A l’époque, je n’ai pas compris. Mais plus tard oui. Bien plus tard.

J’ai été un petit garçon joyeux, aimant, aimé. J’ai été cela. J’ai joué seul ou avec les autres. J’ai fait cela.

J’ai grandi comme tous les autres enfants et doucement s’est installé en moi la haine de mon monde. Je ne sais quand exactement. Mais un jour, j’ai déserté les sentiments qui m’habitaient.

Si je me suis marié c’est qu’il fallait bien le faire. Ma mère, Louise, mon père Emile, l’ont souhaité. J’étais l’unique garçon et ils rêvaient de descendance. Ils en rêvaient mais ce n’était pas mon rêve à moi. Mon rêve, je crois que ma fille l’a réalisé.

Je n’ai rien fait pour la retenir. Je l’ai laissé partir parce que moi aussi j’aurais voulu fuir, découvrir d’autres paysages, autres que ces murs de ferme et ces champs de blé. Mais j’ai été lâche, j’ai obéi sans rien dire. A elle aussi, je n’ai pas pu, pas su lui dire. Elle n’aura jamais su mes échecs et l’amour que j’avais pour elle et qui lui soufflait de fuir, fuir le plus loin possible.

Ne pas la retenir. C’est pourquoi j’ai retenu mes mots.

La prison, autour de moi, s’est installée en moi. Et j’ai laissé faire.

Peut-être que c’est vers la mer que je serais allé. Vivre sur l’eau, je suis certain que j’aurais aimé. J’aurais pu être marin et cela aurait été bien.

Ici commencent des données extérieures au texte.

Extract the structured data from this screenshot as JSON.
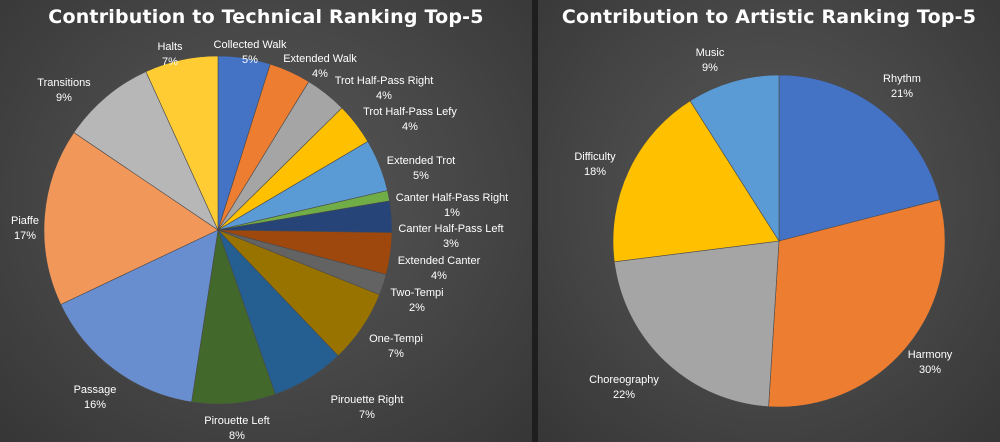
{
  "chart_data": [
    {
      "type": "pie",
      "title": "Contribution to Technical Ranking Top-5",
      "categories": [
        "Collected Walk",
        "Extended Walk",
        "Trot Half-Pass Right",
        "Trot Half-Pass Lefy",
        "Extended Trot",
        "Canter Half-Pass Right",
        "Canter Half-Pass Left",
        "Extended Canter",
        "Two-Tempi",
        "One-Tempi",
        "Pirouette Right",
        "Pirouette Left",
        "Passage",
        "Piaffe",
        "Transitions",
        "Halts"
      ],
      "values": [
        5,
        4,
        4,
        4,
        5,
        1,
        3,
        4,
        2,
        7,
        7,
        8,
        16,
        17,
        9,
        7
      ],
      "labels": [
        "5%",
        "4%",
        "4%",
        "4%",
        "5%",
        "1%",
        "3%",
        "4%",
        "2%",
        "7%",
        "7%",
        "8%",
        "16%",
        "17%",
        "9%",
        "7%"
      ],
      "colors": [
        "#4472c4",
        "#ed7d31",
        "#a5a5a5",
        "#ffc000",
        "#5b9bd5",
        "#70ad47",
        "#264478",
        "#9e480e",
        "#636363",
        "#997300",
        "#255e91",
        "#43682b",
        "#698ed0",
        "#f1975a",
        "#b7b7b7",
        "#ffcd33"
      ]
    },
    {
      "type": "pie",
      "title": "Contribution to Artistic Ranking Top-5",
      "categories": [
        "Rhythm",
        "Harmony",
        "Choreography",
        "Difficulty",
        "Music"
      ],
      "values": [
        21,
        30,
        22,
        18,
        9
      ],
      "labels": [
        "21%",
        "30%",
        "22%",
        "18%",
        "9%"
      ],
      "colors": [
        "#4472c4",
        "#ed7d31",
        "#a5a5a5",
        "#ffc000",
        "#5b9bd5"
      ]
    }
  ]
}
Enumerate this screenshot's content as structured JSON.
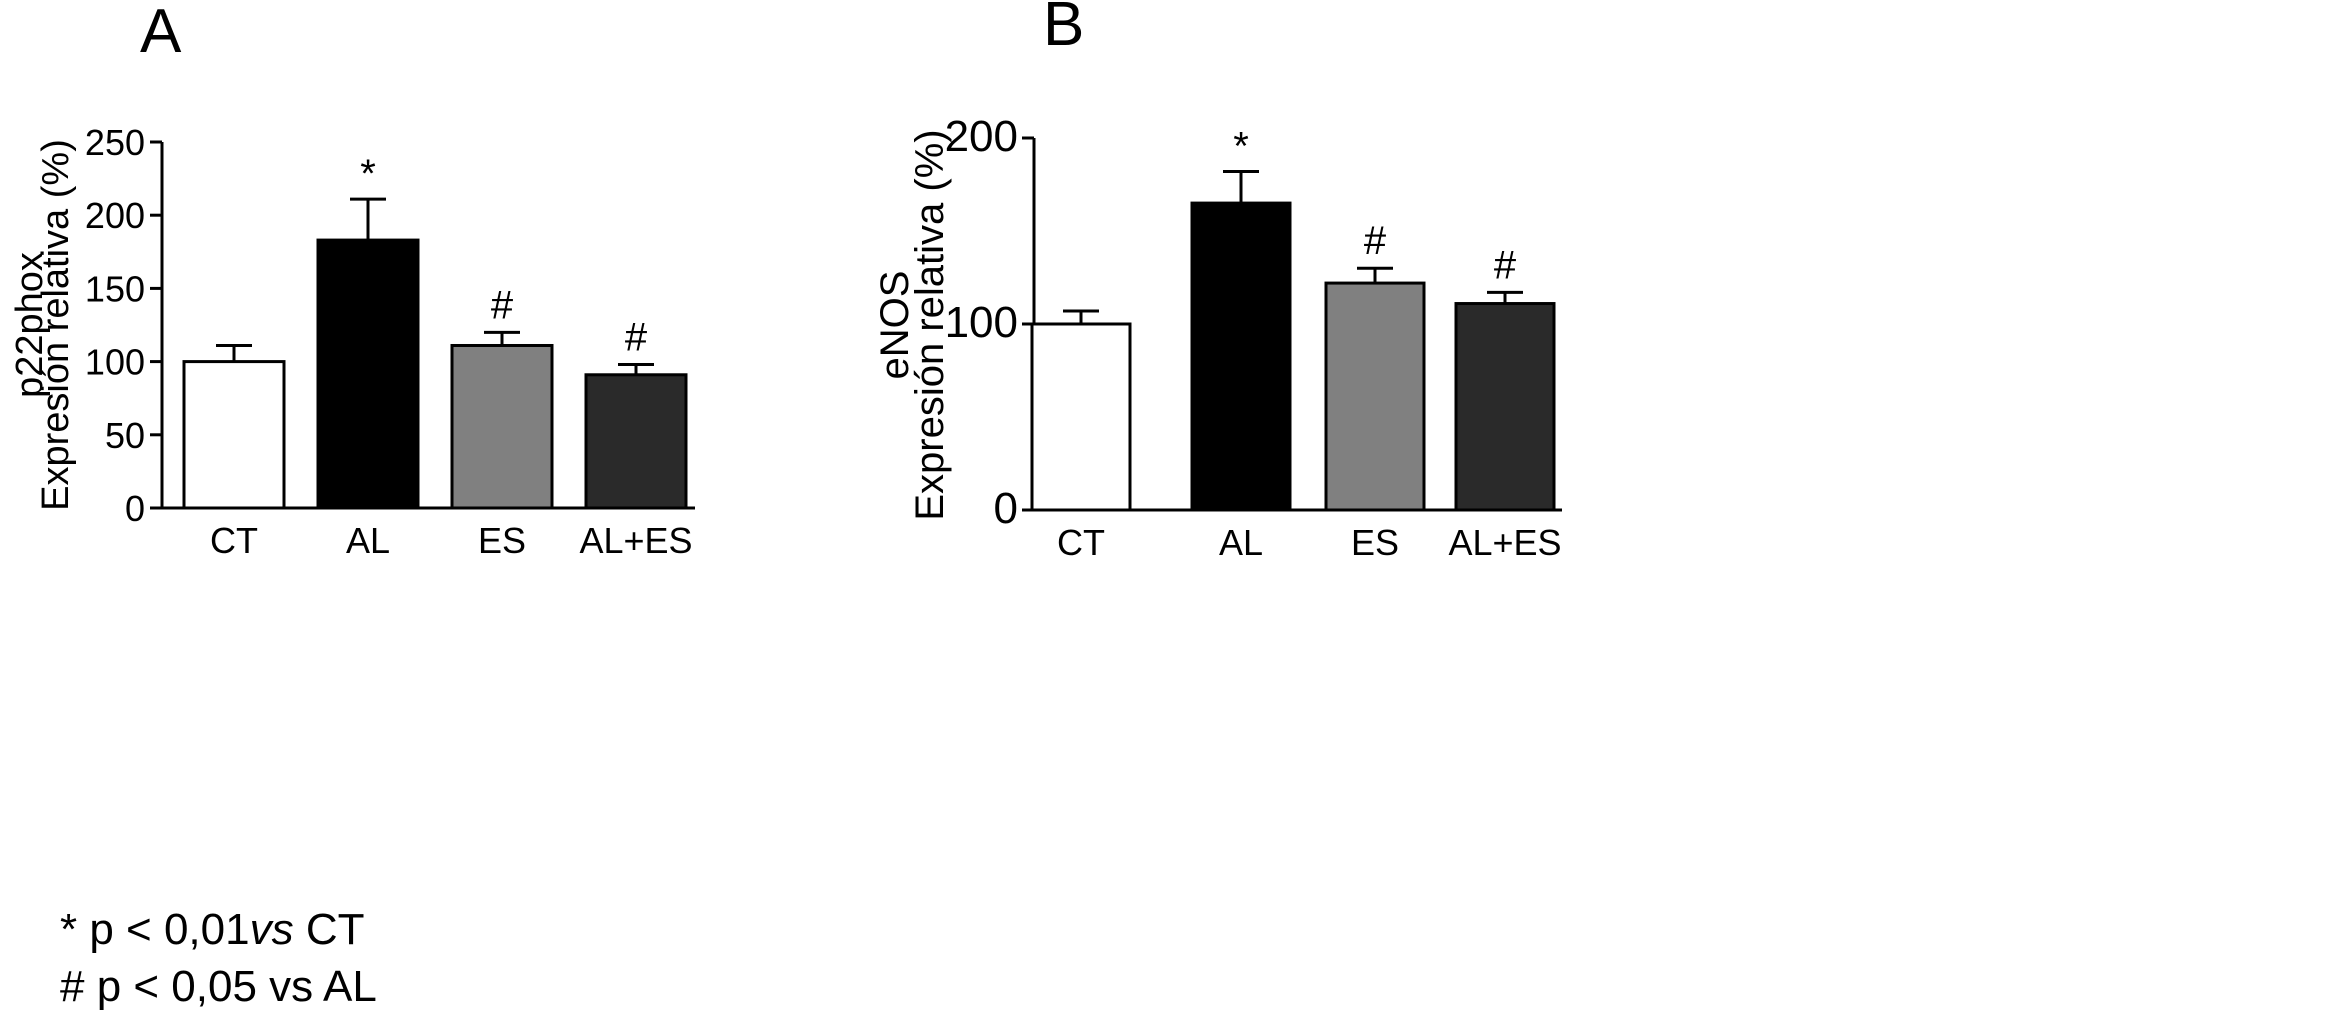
{
  "chart_data": [
    {
      "panel": "A",
      "type": "bar",
      "categories": [
        "CT",
        "AL",
        "ES",
        "AL+ES"
      ],
      "values": [
        100,
        183,
        111,
        91
      ],
      "errors": [
        11,
        28,
        9,
        7
      ],
      "annotations": [
        "",
        "*",
        "#",
        "#"
      ],
      "colors": [
        "#ffffff",
        "#000000",
        "#808080",
        "#2a2a2a"
      ],
      "ylabel": [
        "p22phox",
        "Expresión relativa (%)"
      ],
      "ylim": [
        0,
        250
      ],
      "yticks": [
        0,
        50,
        100,
        150,
        200,
        250
      ],
      "grid": false
    },
    {
      "panel": "B",
      "type": "bar",
      "categories": [
        "CT",
        "AL",
        "ES",
        "AL+ES"
      ],
      "values": [
        100,
        165,
        122,
        111
      ],
      "errors": [
        7,
        17,
        8,
        6
      ],
      "annotations": [
        "",
        "*",
        "#",
        "#"
      ],
      "colors": [
        "#ffffff",
        "#000000",
        "#808080",
        "#2a2a2a"
      ],
      "ylabel": [
        "eNOS",
        "Expresión relativa (%)"
      ],
      "ylim": [
        0,
        200
      ],
      "yticks": [
        0,
        100,
        200
      ],
      "grid": false
    }
  ],
  "footnotes": {
    "line1_prefix": "* p < 0,01",
    "line1_italic": "vs",
    "line1_suffix": " CT",
    "line2": "# p < 0,05 vs AL"
  }
}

Mais il m’a fallu rester ici, sur la terre et la travailler, la travailler jusqu’à la détester.

Je crois que ce n’est que peu à peu qu’en moi s’est installé le silence.

Ma femme, je m’en suis occupé au mieux. Jamais de dispute mais jamais entre nous de mots. Elle aussi s’est habituée à mon enfermement. Elle ne demandait rien. Même les caresses du soir elle ne les réclamait plus. Elle avait sa fille et du coup cela lui a suffit.

Moi j’avais fait ce que l’on attendait de moi.

Ce n’est que quelques jours avant sa mort qu’elle a eu le temps de me dire ses regrets mais surtout de m’accorder son pardon et de me plaindre. Tu vas mourir seul et c’est ce qui me rend le plus triste. Je crois que c’est ce qu’elle m’a dit.

Face à cette maudite fenêtre, face à ce champ vide, je me souviens de cela.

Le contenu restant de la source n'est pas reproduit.